A Russian lawyer who promised damaging information to President Donald Trump's campaign on Hillary Clinton in 2016 admitted to being an informant for a top Kremlin official, The New York Times reported.

Natalia Veselnitskaya, who met in June 2016 with Donald Trump Jr., Jared Kushner, and other Trump associates at Trump Tower, declared her previously undisclosed relationship with Russian Prosecutor General Yuri Y. Chaika in an interview with NBC News. The interview is set to be aired Friday, according to the Times.

"I am a lawyer, and I am an informant," she said. "Since 2013, I have been actively communicating with the office of the Russian prosecutor general."

This acknowledgement contradicts Veselnitskaya's previous statement in November to the Senate Judiciary Committee as part of its investigation of Russian involvement in the 2016 presidential election. She said then that she worked exclusively as a private lawyer with no professional ties to the Russian government.

"I operate independently of any governmental bodies," she told the committee. "I have no relationship with Mr.

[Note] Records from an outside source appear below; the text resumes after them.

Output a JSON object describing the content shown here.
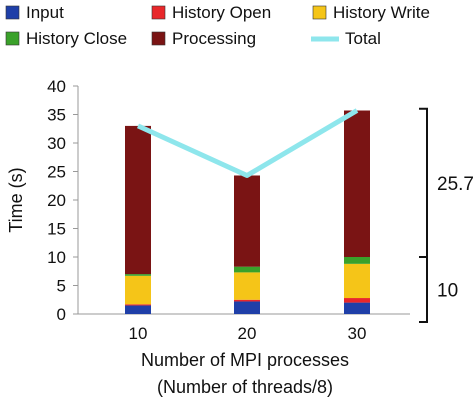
{
  "chart_data": {
    "type": "bar",
    "stacked": true,
    "categories": [
      "10",
      "20",
      "30"
    ],
    "series": [
      {
        "name": "Input",
        "color": "#1f3fa8",
        "values": [
          1.5,
          2.2,
          2.0
        ]
      },
      {
        "name": "History Open",
        "color": "#e8272a",
        "values": [
          0.2,
          0.3,
          0.8
        ]
      },
      {
        "name": "History Write",
        "color": "#f5c518",
        "values": [
          5.0,
          4.8,
          6.0
        ]
      },
      {
        "name": "History Close",
        "color": "#3aa12a",
        "values": [
          0.3,
          1.0,
          1.2
        ]
      },
      {
        "name": "Processing",
        "color": "#7a1414",
        "values": [
          26.0,
          16.0,
          25.7
        ]
      }
    ],
    "line_series": {
      "name": "Total",
      "color": "#8ee6ec",
      "values": [
        33.0,
        24.3,
        35.7
      ]
    },
    "ylabel": "Time (s)",
    "xlabel": "Number of MPI processes",
    "xlabel_sub": "(Number of threads/8)",
    "ylim": [
      0,
      40
    ],
    "yticks": [
      "0",
      "5",
      "10",
      "15",
      "20",
      "25",
      "30",
      "35",
      "40"
    ],
    "grid": false,
    "legend": "top",
    "annotations": [
      {
        "label": "25.7",
        "range": [
          10,
          36
        ]
      },
      {
        "label": "10",
        "range": [
          0,
          10
        ]
      }
    ]
  }
}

Chaika, his representatives and his institutions other than those related to my professional functions as a lawyer."

Veselnitskaya's comments to NBC News' Richard Engel came after he showed her emails obtained by an organization founded by Mikhail B. Khodorkovsky, a former Russian oil tycoon and opponent of Russian President Vladimir Putin, according to the Times.

Business Insider reported in October the memo Veselnitskaya provided to the Trump campaign contained many of the same talking points as an April memo by Russian prosecutor's office that was given to a Republican representative upon her visit to Moscow and circulated through Capitol Hill after her return.